NEWS GENERAL/OTHER 23 Sep 2019

Apprentice Alanna Dennien Wins Queensland Exeptional Tradesperson Award

Komatsu Australia is delighted to congratulate our fourth-year apprentice Alanna Dennien, who recently notched up an outstanding achievement.

Alanna was named winner of the 2019 Exceptional Tradesperson/Technician/Operator in Queensland Resources as part of the International Women’s Day Breakfast and Resources Award ceremony in Brisbane on March 8.

This event was hosted by the Queensland Resources Council (QRC) and Women in Mining & Resources Queensland (WIMARQ), and was sponsored by BHP.

Alanna started with Komatsu in 2016, as an adult Diesel Technician Apprentice with Komatsu, having previously worked for the company as a parts interpreter/customer service representative at its Gladstone branch.She is now in the final year of her apprenticeship, as well as in the final year of a Graduate Diploma in Asset and Maintenance Management.

Alanna was profiled in D2E two years ago, when she was accepted for a keenly contested eight-month mentoring program through WIMARQ, a placement that was funded and supported by Komatsu.

Alanna’s latest award was announced at a breakfast event in Brisbane, attended by 1000 people, and live-streamed to mining and industry sites throughout Queensland.Now as the winner of the state award, she will go on to the national WIMARQ awards in Sydney in September.

In winning this award, D2E asked Alanna about her aims, the challenges of working in this industry, her career aims and steps she was taking to help make the industry more inclusive for women. These are her responses.

Career aims

“Once I finish my apprenticeship, I’d like to stay on the tools for a bit and really get into the technical and diagnostics side of the business, so I can help support the equipment out in the field.

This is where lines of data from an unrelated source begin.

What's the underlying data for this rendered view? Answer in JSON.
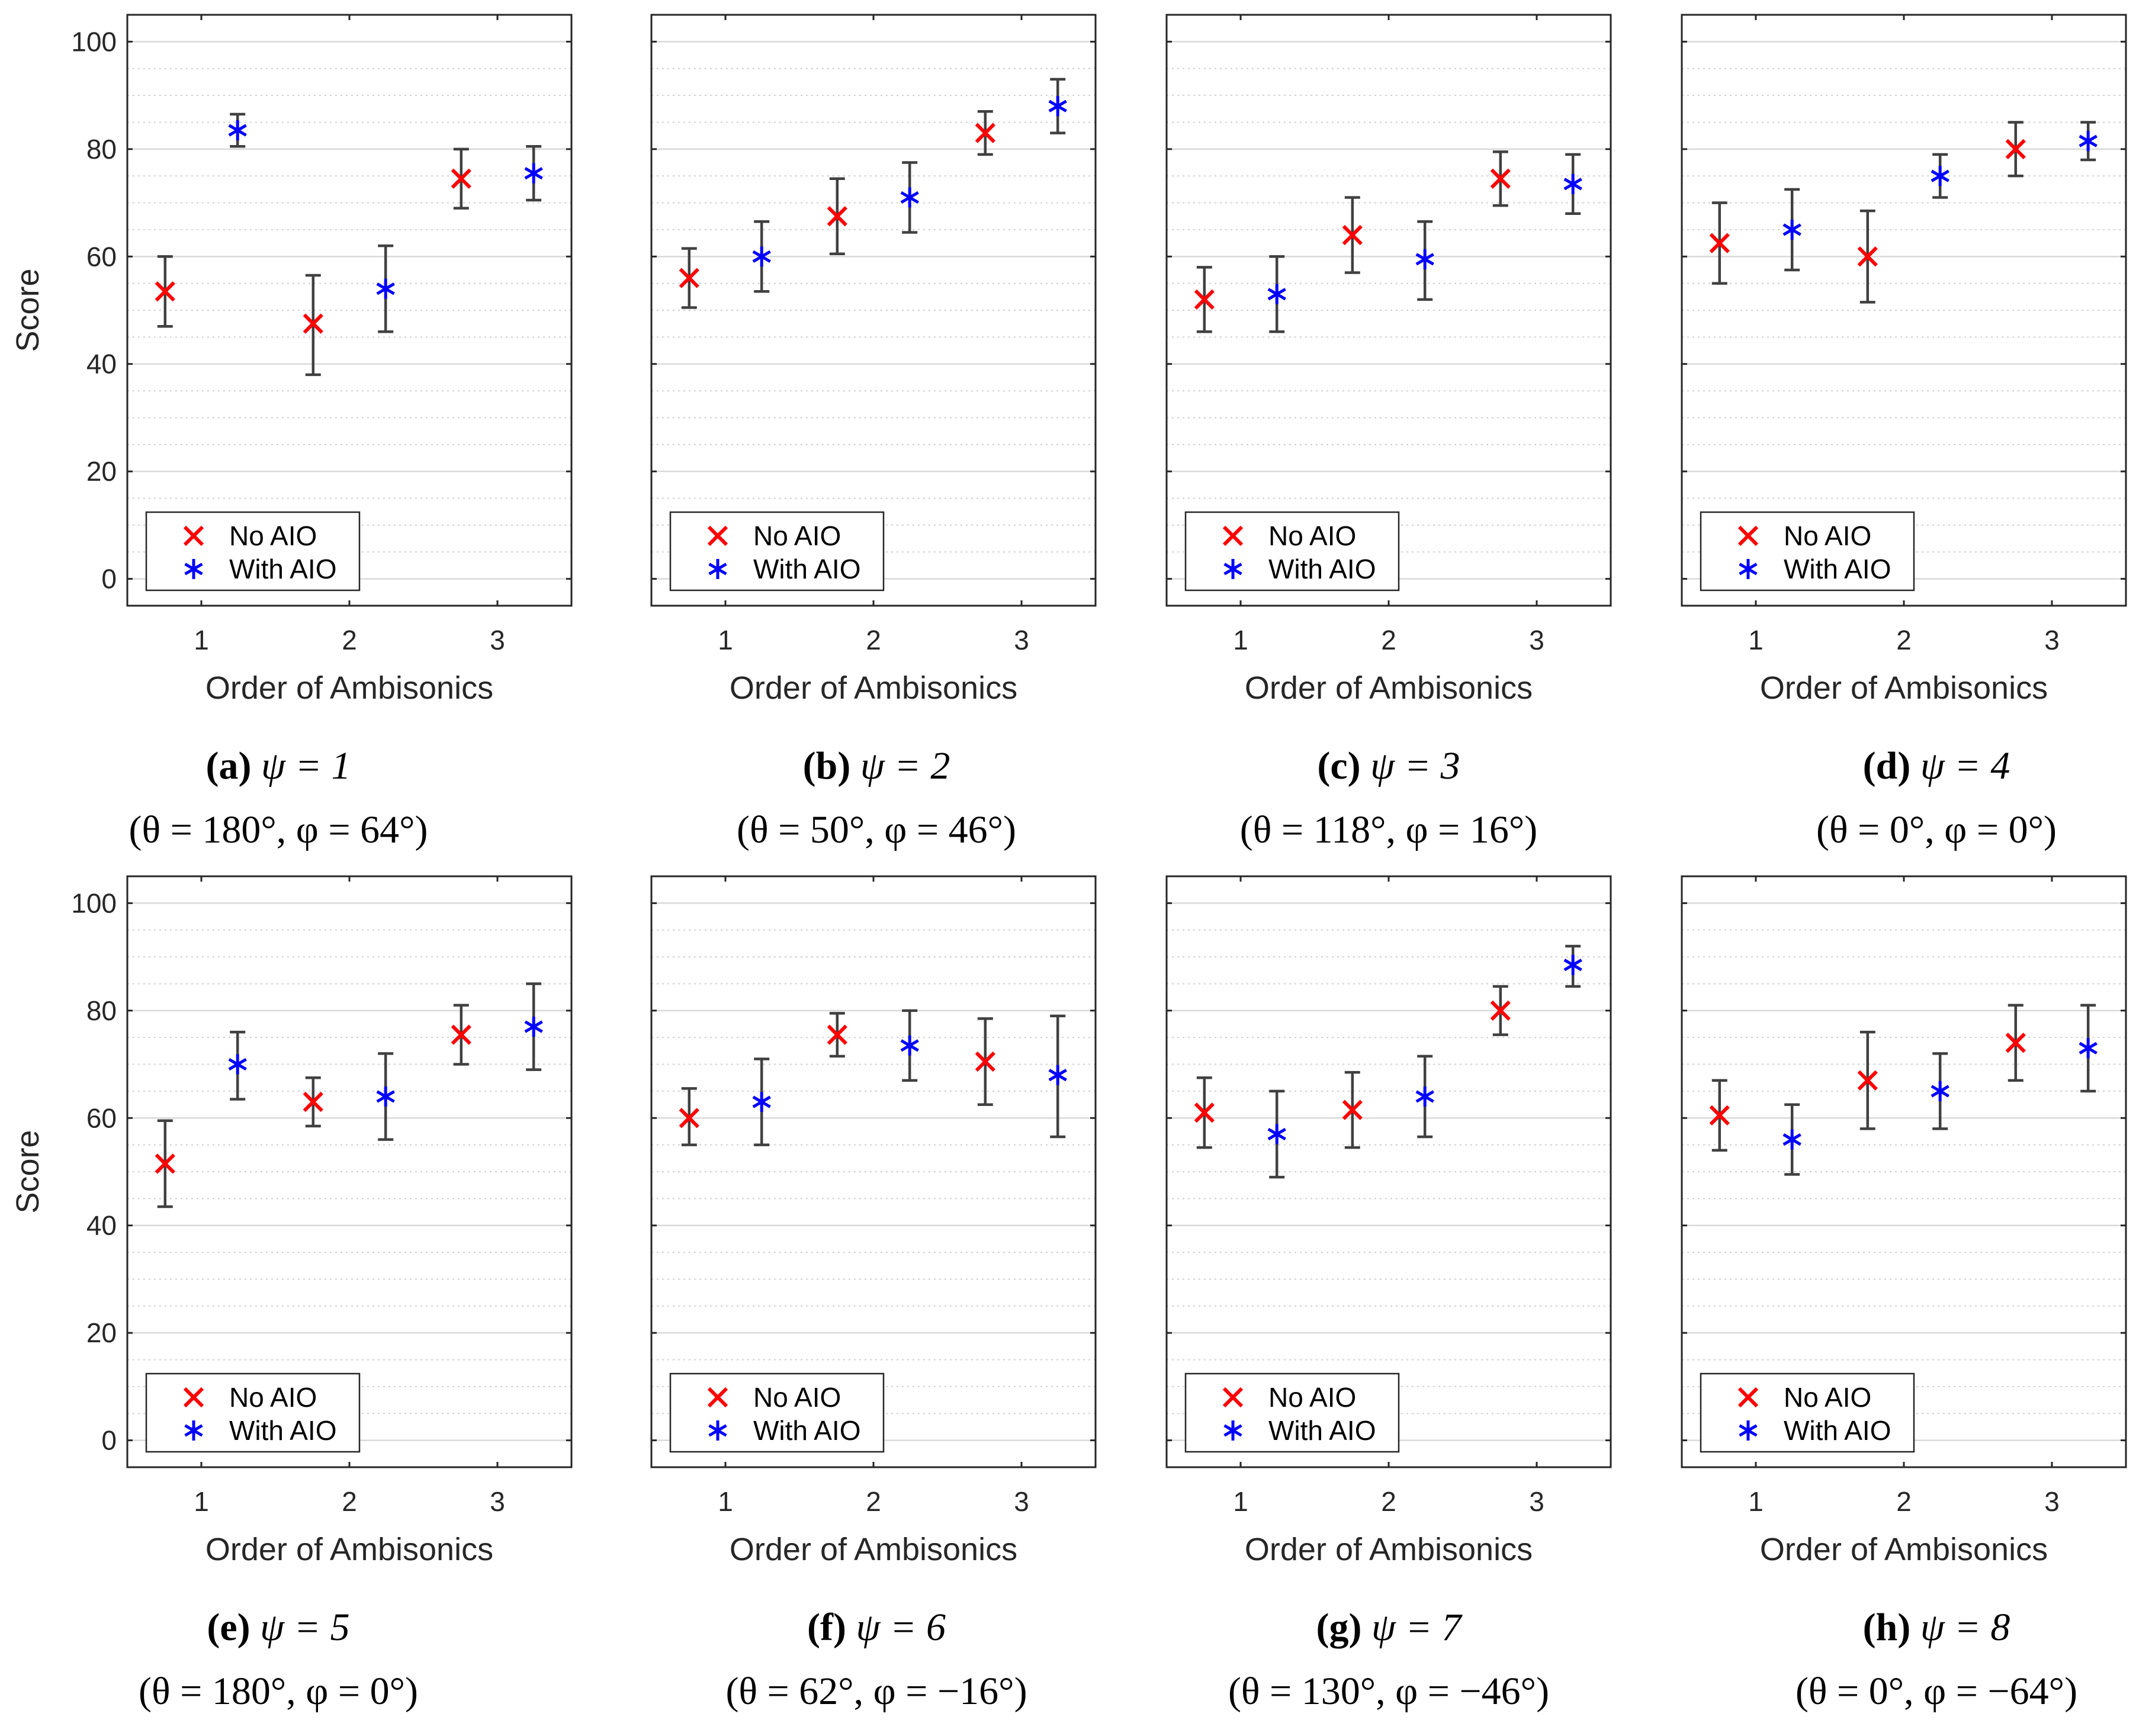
{
  "figure": {
    "colors": {
      "no_aio": "#ff0000",
      "with_aio": "#0000ff",
      "errorbar": "#404040",
      "grid": "#d9d9d9"
    }
  },
  "chart_data": [
    {
      "type": "scatter",
      "id": "a",
      "letter": "a",
      "caption": {
        "label": "(a)",
        "psi": "ψ = 1",
        "angles": "(θ = 180°, φ = 64°)"
      },
      "xlabel": "Order of Ambisonics",
      "ylabel": "Score",
      "categories": [
        "1",
        "2",
        "3"
      ],
      "ylim": [
        -5,
        105
      ],
      "yticks": [
        0,
        20,
        40,
        60,
        80,
        100
      ],
      "legend": {
        "position": "bottom-left",
        "entries": [
          "No AIO",
          "With AIO"
        ]
      },
      "series": [
        {
          "name": "No AIO",
          "marker": "x",
          "values": [
            53.5,
            47.5,
            74.5
          ],
          "lower": [
            47,
            38,
            69
          ],
          "upper": [
            60,
            56.5,
            80
          ]
        },
        {
          "name": "With AIO",
          "marker": "asterisk",
          "values": [
            83.5,
            54,
            75.5
          ],
          "lower": [
            80.5,
            46,
            70.5
          ],
          "upper": [
            86.5,
            62,
            80.5
          ]
        }
      ]
    },
    {
      "type": "scatter",
      "id": "b",
      "letter": "b",
      "caption": {
        "label": "(b)",
        "psi": "ψ = 2",
        "angles": "(θ = 50°, φ = 46°)"
      },
      "xlabel": "Order of Ambisonics",
      "ylabel": "",
      "categories": [
        "1",
        "2",
        "3"
      ],
      "ylim": [
        -5,
        105
      ],
      "yticks": [
        0,
        20,
        40,
        60,
        80,
        100
      ],
      "legend": {
        "position": "bottom-left",
        "entries": [
          "No AIO",
          "With AIO"
        ]
      },
      "series": [
        {
          "name": "No AIO",
          "marker": "x",
          "values": [
            56,
            67.5,
            83
          ],
          "lower": [
            50.5,
            60.5,
            79
          ],
          "upper": [
            61.5,
            74.5,
            87
          ]
        },
        {
          "name": "With AIO",
          "marker": "asterisk",
          "values": [
            60,
            71,
            88
          ],
          "lower": [
            53.5,
            64.5,
            83
          ],
          "upper": [
            66.5,
            77.5,
            93
          ]
        }
      ]
    },
    {
      "type": "scatter",
      "id": "c",
      "letter": "c",
      "caption": {
        "label": "(c)",
        "psi": "ψ = 3",
        "angles": "(θ = 118°, φ = 16°)"
      },
      "xlabel": "Order of Ambisonics",
      "ylabel": "",
      "categories": [
        "1",
        "2",
        "3"
      ],
      "ylim": [
        -5,
        105
      ],
      "yticks": [
        0,
        20,
        40,
        60,
        80,
        100
      ],
      "legend": {
        "position": "bottom-left",
        "entries": [
          "No AIO",
          "With AIO"
        ]
      },
      "series": [
        {
          "name": "No AIO",
          "marker": "x",
          "values": [
            52,
            64,
            74.5
          ],
          "lower": [
            46,
            57,
            69.5
          ],
          "upper": [
            58,
            71,
            79.5
          ]
        },
        {
          "name": "With AIO",
          "marker": "asterisk",
          "values": [
            53,
            59.5,
            73.5
          ],
          "lower": [
            46,
            52,
            68
          ],
          "upper": [
            60,
            66.5,
            79
          ]
        }
      ]
    },
    {
      "type": "scatter",
      "id": "d",
      "letter": "d",
      "caption": {
        "label": "(d)",
        "psi": "ψ = 4",
        "angles": "(θ = 0°, φ = 0°)"
      },
      "xlabel": "Order of Ambisonics",
      "ylabel": "",
      "categories": [
        "1",
        "2",
        "3"
      ],
      "ylim": [
        -5,
        105
      ],
      "yticks": [
        0,
        20,
        40,
        60,
        80,
        100
      ],
      "legend": {
        "position": "bottom-left",
        "entries": [
          "No AIO",
          "With AIO"
        ]
      },
      "series": [
        {
          "name": "No AIO",
          "marker": "x",
          "values": [
            62.5,
            60,
            80
          ],
          "lower": [
            55,
            51.5,
            75
          ],
          "upper": [
            70,
            68.5,
            85
          ]
        },
        {
          "name": "With AIO",
          "marker": "asterisk",
          "values": [
            65,
            75,
            81.5
          ],
          "lower": [
            57.5,
            71,
            78
          ],
          "upper": [
            72.5,
            79,
            85
          ]
        }
      ]
    },
    {
      "type": "scatter",
      "id": "e",
      "letter": "e",
      "caption": {
        "label": "(e)",
        "psi": "ψ = 5",
        "angles": "(θ = 180°, φ = 0°)"
      },
      "xlabel": "Order of Ambisonics",
      "ylabel": "Score",
      "categories": [
        "1",
        "2",
        "3"
      ],
      "ylim": [
        -5,
        105
      ],
      "yticks": [
        0,
        20,
        40,
        60,
        80,
        100
      ],
      "legend": {
        "position": "bottom-left",
        "entries": [
          "No AIO",
          "With AIO"
        ]
      },
      "series": [
        {
          "name": "No AIO",
          "marker": "x",
          "values": [
            51.5,
            63,
            75.5
          ],
          "lower": [
            43.5,
            58.5,
            70
          ],
          "upper": [
            59.5,
            67.5,
            81
          ]
        },
        {
          "name": "With AIO",
          "marker": "asterisk",
          "values": [
            70,
            64,
            77
          ],
          "lower": [
            63.5,
            56,
            69
          ],
          "upper": [
            76,
            72,
            85
          ]
        }
      ]
    },
    {
      "type": "scatter",
      "id": "f",
      "letter": "f",
      "caption": {
        "label": "(f)",
        "psi": "ψ = 6",
        "angles": "(θ = 62°, φ = −16°)"
      },
      "xlabel": "Order of Ambisonics",
      "ylabel": "",
      "categories": [
        "1",
        "2",
        "3"
      ],
      "ylim": [
        -5,
        105
      ],
      "yticks": [
        0,
        20,
        40,
        60,
        80,
        100
      ],
      "legend": {
        "position": "bottom-left",
        "entries": [
          "No AIO",
          "With AIO"
        ]
      },
      "series": [
        {
          "name": "No AIO",
          "marker": "x",
          "values": [
            60,
            75.5,
            70.5
          ],
          "lower": [
            55,
            71.5,
            62.5
          ],
          "upper": [
            65.5,
            79.5,
            78.5
          ]
        },
        {
          "name": "With AIO",
          "marker": "asterisk",
          "values": [
            63,
            73.5,
            68
          ],
          "lower": [
            55,
            67,
            56.5
          ],
          "upper": [
            71,
            80,
            79
          ]
        }
      ]
    },
    {
      "type": "scatter",
      "id": "g",
      "letter": "g",
      "caption": {
        "label": "(g)",
        "psi": "ψ = 7",
        "angles": "(θ = 130°, φ = −46°)"
      },
      "xlabel": "Order of Ambisonics",
      "ylabel": "",
      "categories": [
        "1",
        "2",
        "3"
      ],
      "ylim": [
        -5,
        105
      ],
      "yticks": [
        0,
        20,
        40,
        60,
        80,
        100
      ],
      "legend": {
        "position": "bottom-left",
        "entries": [
          "No AIO",
          "With AIO"
        ]
      },
      "series": [
        {
          "name": "No AIO",
          "marker": "x",
          "values": [
            61,
            61.5,
            80
          ],
          "lower": [
            54.5,
            54.5,
            75.5
          ],
          "upper": [
            67.5,
            68.5,
            84.5
          ]
        },
        {
          "name": "With AIO",
          "marker": "asterisk",
          "values": [
            57,
            64,
            88.5
          ],
          "lower": [
            49,
            56.5,
            84.5
          ],
          "upper": [
            65,
            71.5,
            92
          ]
        }
      ]
    },
    {
      "type": "scatter",
      "id": "h",
      "letter": "h",
      "caption": {
        "label": "(h)",
        "psi": "ψ = 8",
        "angles": "(θ = 0°, φ = −64°)"
      },
      "xlabel": "Order of Ambisonics",
      "ylabel": "",
      "categories": [
        "1",
        "2",
        "3"
      ],
      "ylim": [
        -5,
        105
      ],
      "yticks": [
        0,
        20,
        40,
        60,
        80,
        100
      ],
      "legend": {
        "position": "bottom-left",
        "entries": [
          "No AIO",
          "With AIO"
        ]
      },
      "series": [
        {
          "name": "No AIO",
          "marker": "x",
          "values": [
            60.5,
            67,
            74
          ],
          "lower": [
            54,
            58,
            67
          ],
          "upper": [
            67,
            76,
            81
          ]
        },
        {
          "name": "With AIO",
          "marker": "asterisk",
          "values": [
            56,
            65,
            73
          ],
          "lower": [
            49.5,
            58,
            65
          ],
          "upper": [
            62.5,
            72,
            81
          ]
        }
      ]
    }
  ]
}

“I’ll finish my graduate diploma this year, then I want to continue on to do my Masters in Asset and Maintenance Management.”

Resilience

“I have to say, everyone’s been very supportive of me doing what I’m doing.

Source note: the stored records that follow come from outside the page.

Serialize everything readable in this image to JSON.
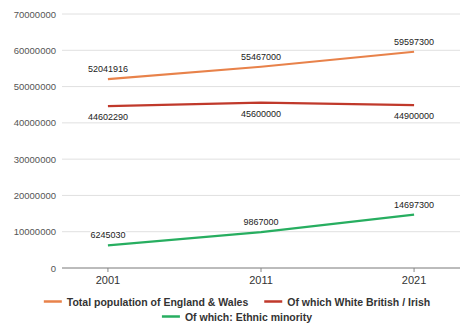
{
  "chart_data": {
    "type": "line",
    "x": [
      2001,
      2011,
      2021
    ],
    "series": [
      {
        "name": "Total population of England & Wales",
        "color": "#E8824A",
        "values": [
          52041916,
          55467000,
          59597300
        ]
      },
      {
        "name": "Of which White British / Irish",
        "color": "#C0392B",
        "values": [
          44602290,
          45600000,
          44900000
        ]
      },
      {
        "name": "Of which: Ethnic minority",
        "color": "#27AE60",
        "values": [
          6245030,
          9867000,
          14697300
        ]
      }
    ],
    "xlim": [
      1998,
      2024
    ],
    "xticks": [
      2001,
      2011,
      2021
    ],
    "ylim": [
      0,
      70000000
    ],
    "yticks": [
      0,
      10000000,
      20000000,
      30000000,
      40000000,
      50000000,
      60000000,
      70000000
    ],
    "grid": true,
    "legend": "bottom",
    "data_labels": true
  }
}
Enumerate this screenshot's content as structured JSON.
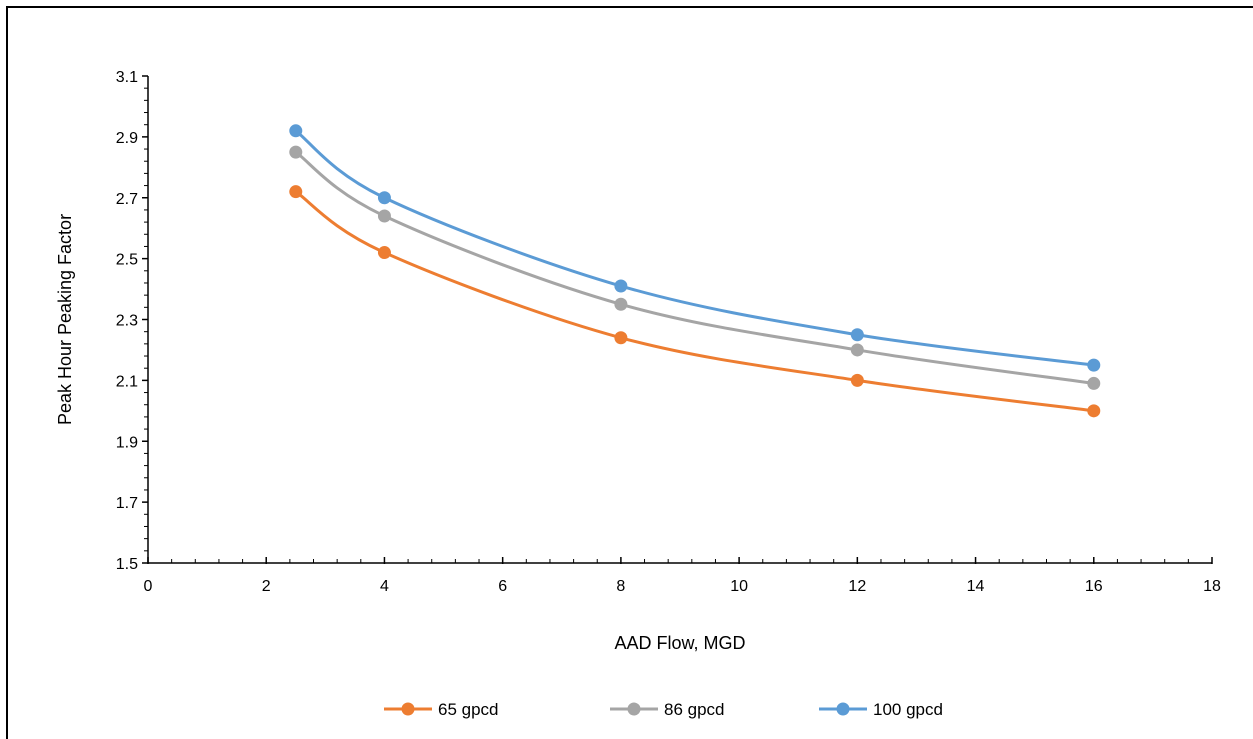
{
  "chart_data": {
    "type": "line",
    "title": "",
    "xlabel": "AAD Flow, MGD",
    "ylabel": "Peak Hour Peaking Factor",
    "xlim": [
      0,
      18
    ],
    "ylim": [
      1.5,
      3.1
    ],
    "xticks": [
      "0",
      "2",
      "4",
      "6",
      "8",
      "10",
      "12",
      "14",
      "16",
      "18"
    ],
    "yticks": [
      "1.5",
      "1.7",
      "1.9",
      "2.1",
      "2.3",
      "2.5",
      "2.7",
      "2.9",
      "3.1"
    ],
    "grid": false,
    "legend_position": "bottom",
    "smooth": true,
    "series": [
      {
        "name": "65 gpcd",
        "color": "#ED7D31",
        "x": [
          2.5,
          4,
          8,
          12,
          16
        ],
        "y": [
          2.72,
          2.52,
          2.24,
          2.1,
          2.0
        ]
      },
      {
        "name": "86 gpcd",
        "color": "#A5A5A5",
        "x": [
          2.5,
          4,
          8,
          12,
          16
        ],
        "y": [
          2.85,
          2.64,
          2.35,
          2.2,
          2.09
        ]
      },
      {
        "name": "100 gpcd",
        "color": "#5B9BD5",
        "x": [
          2.5,
          4,
          8,
          12,
          16
        ],
        "y": [
          2.92,
          2.7,
          2.41,
          2.25,
          2.15
        ]
      }
    ]
  }
}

“I’m 27 now, I was 24 when I started. But I really wanted to start doing this when I was 18; straight out of high school, I started applying for apprentices, but then kept having people talk me out of them, that it wasn’t what I really wanted to do, that it was too greasy or dirty for a woman.

“Then I thought stuff it, I’m not going to let anyone talk me out of this. I had a lot of rejections, and it took me a long time to get here, but here I am.

“When people think I can’t do something, I get great satisfaction out of showing people who don’t think that a girl can do a trade, that girls can do an excellent job too. It’s a good feeling to be able to prove to others – and yourself – that you can do this job.”

Promoting inclusivity

“I’m really passionate about getting girls and women into this industry.

“I found my menteeship through WIMARQ incredibly valuable, and I applied to be a mentor this year, through QMEA (Queensland Minerals and Energy Academy), and just before the awards ceremony, I met for the first time the Grade 12 high school girl I’ll be mentoring.As part of this, women already in the industry will be looking at how we can assist girls, talking to them about the industry, what it involves.

“It’s something that’s not really spoken about in schools, so the kids don’t really know what the industry is all about.We need to get to these girls early, and start talking to them about the career opportunities.”